Here's something I've been thinking about the past few nights:
I want to graduate. The thought frightens me that with this downward spiral I'm in, things will get worse before they get better. Or I'll forget what it's like to have self-control and what sacrifice is. The past few months have left me taking the easy way out and how the smallest failure affects me so much, that I try to move past it and beyond, but I can't. A part of me still wonders whether I truly am over what happened last year, since by all outward appearances, I'm doing fine; I'm smiling again, I'm less stressed, I have more time for everyone, etc. But then I remember the Toni Gonzaga song and that maybe I should be singing its opposite: how can something so right be so wrong all along?

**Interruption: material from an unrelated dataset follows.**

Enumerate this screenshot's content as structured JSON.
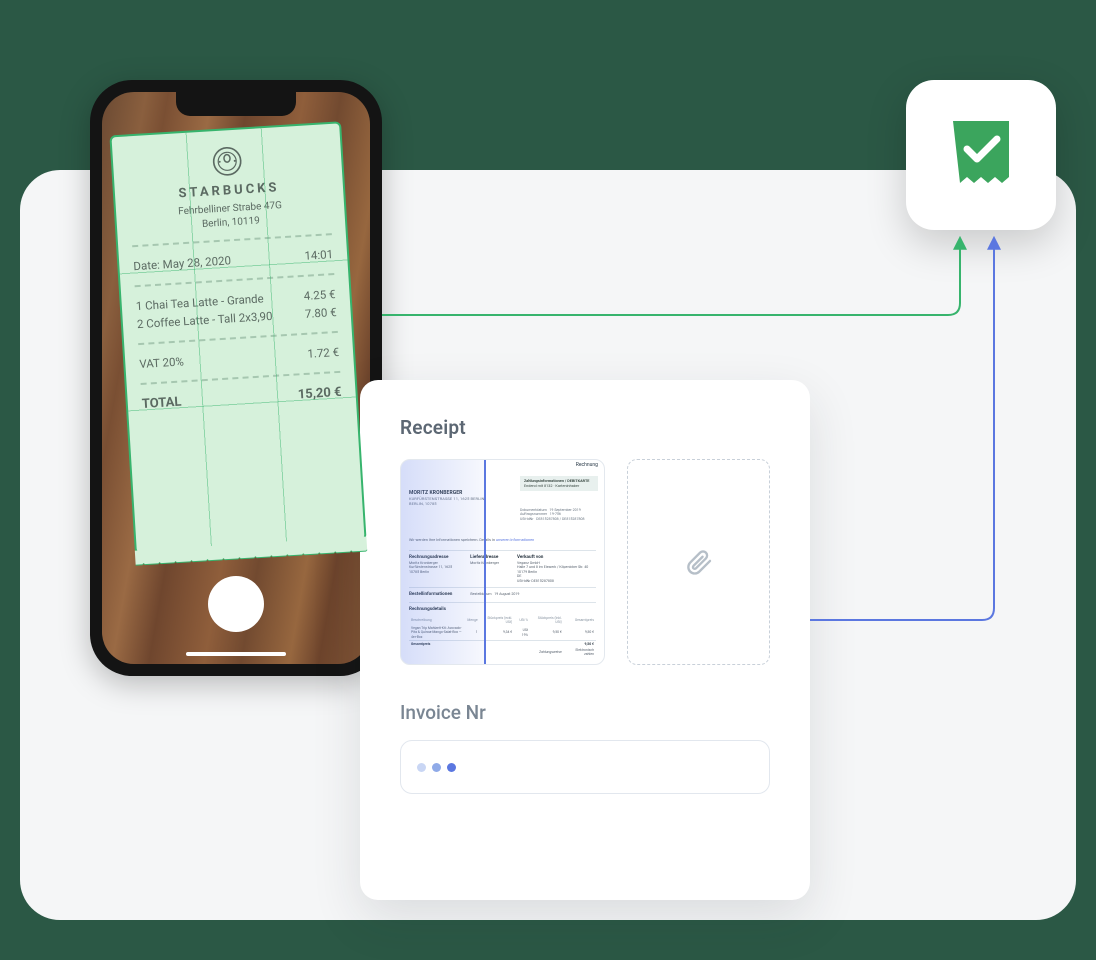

I'm going off track. Here's the thing: I'm scared I won't be able to graduate. I have nothing against people who delay-- a lot of my good friends I've made over the years in UP have extended their stay one way or another. I'm apprehensive that my delay will be caused by no apparent reason. Or simply because I just didn't feel like it. Or what the hell, I suddenly stopped caring. That just because my plans of graduating in four and a half years didn't push through, I just don't care anymore. Or just because I have no more life plan, that's it.
Speaking of, why did I give in so easily to my parents when they said I couldn't take med. Hello, I NEVER give in to my parents. I could've at least TRIED to take the NMAT, made some effort,i dunno, SOMETHING! But no, I just allowed it to happen that I would not take the NMAT or the LAE or something. And oh blah.
I don't want to go out in the real world. I want to stay where everything is safe and familiar, where I have so much freedom, where I know what's comfortable. Or better yet, I want to stay in the place where people know me and I know them-- know them that I can be intimate and whoever I want to be with them. Where else can I find that but in UP?
It scares me that I am slowly unraveling. That my determination over the past few years has just gone out the window. I know I'm not stupid, but why do I let myself become so? Why is it such a big deal to let people know your stupidity? When you know you're more than that. I'm better than this.
I have to learn how to get a grip on myself before I lose myself completely.